Trewin (1991) summarized the Mesozoic history of the Inner Moray Firth Basin. The basin was defined and controlled by a series of major NE–SW- to ENE–WSW-trending faults, most notably the Great Glen and Helmsdale faults in the west and the Wick and Banff fault systems to the north and south respectively, with several kilometres of extension during the Mesozoic Era (McQuillin et al., 1982). Of these, the Helmsdale Fault was the main controlling influence on Mesozoic sedimentation, with some evidence for movement during earliest Jurassic times (Batten et al., 1986) and, spectacularly demonstrated at Helmsdale itself, in the late Jurassic 'boulder beds'. The Helmsdale Fault is thought to be a reactivated Caledonian structure, with rocks on the upthrow side comprising Moinian metasediments intruded by the Late Caledonian Helmsdale Granite and overlain unconformably by Lower Old Red Sandstone. Throughout much of Mesozoic times this fault would have marked the westward limit of the basin and of marine deposition.

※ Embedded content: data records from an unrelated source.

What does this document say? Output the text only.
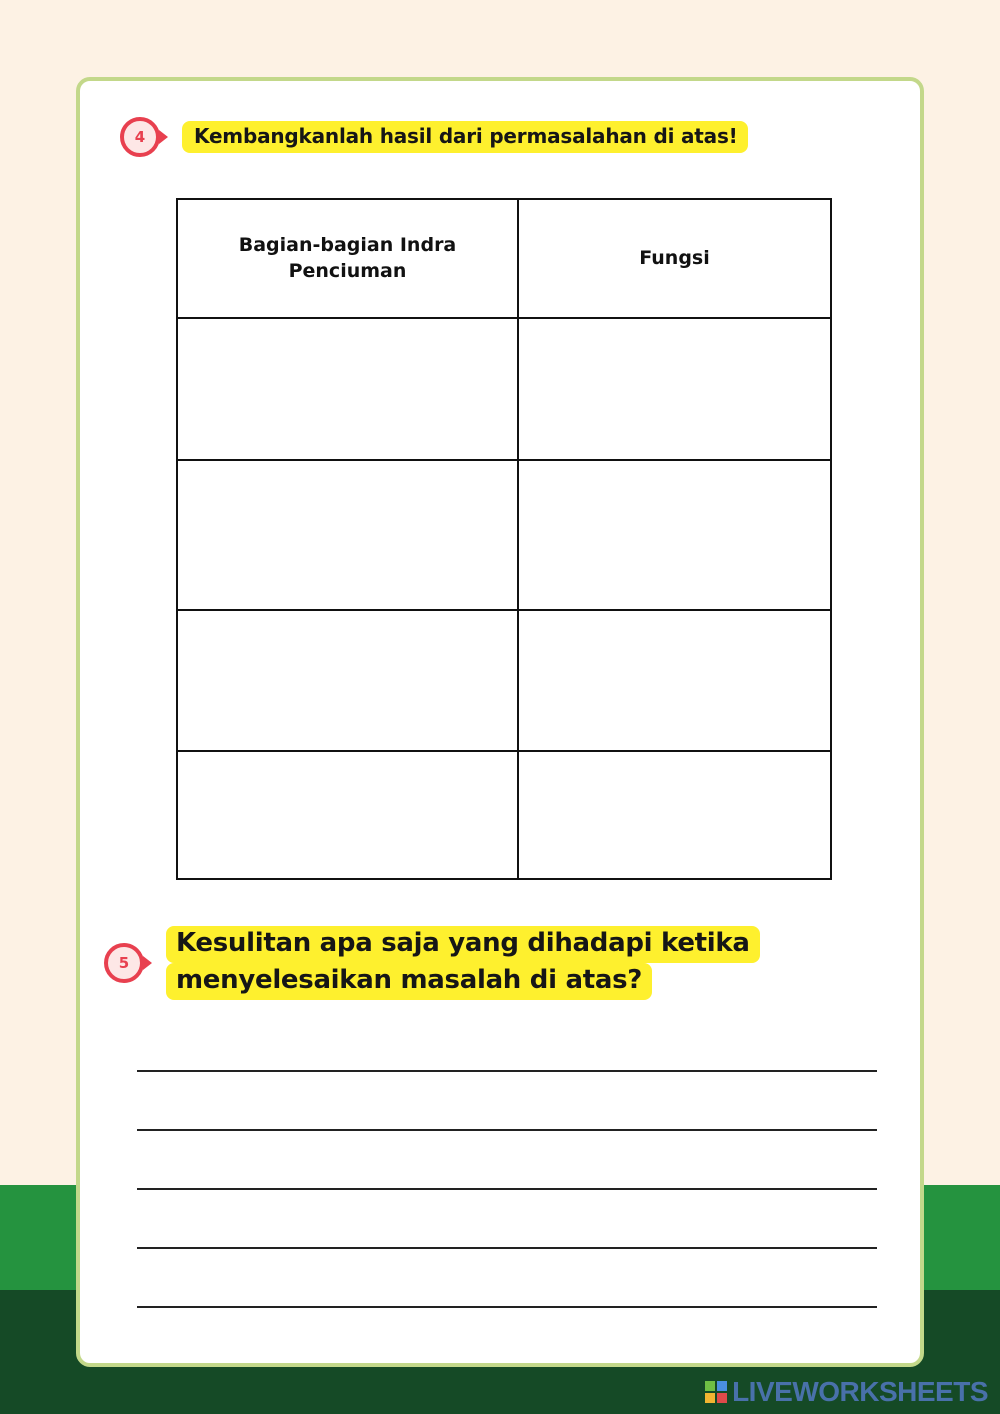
4	Kembangkanlah hasil dari permasalahan di atas!
Bagian-bagian Indra Penciuman	Fungsi

5
Kesulitan apa saja yang dihadapi ketika
menyelesaikan masalah di atas?
LIVEWORKSHEETS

The stratigraphical nomenclature of the Lower Jurassic succession was formalized by Batten et al. (1986) and revised by Richards et al. (1993) (Figure 7.1). The latter elevated the Dunrobin Bay Formation of Batten et al. (1986) to the status of a group, with the constituent subdivisions elevated to the ranks of formation. Since the Lower Jurassic Series throughout the rest of Britain is contained within the Lias Group there seems little justification for raising to such elevated rank these relatively minor stratigraphical units within the local Lower Jurassic succession. Accordingly the stratigraphical nomenclature of Batten et al. (1986) is followed here.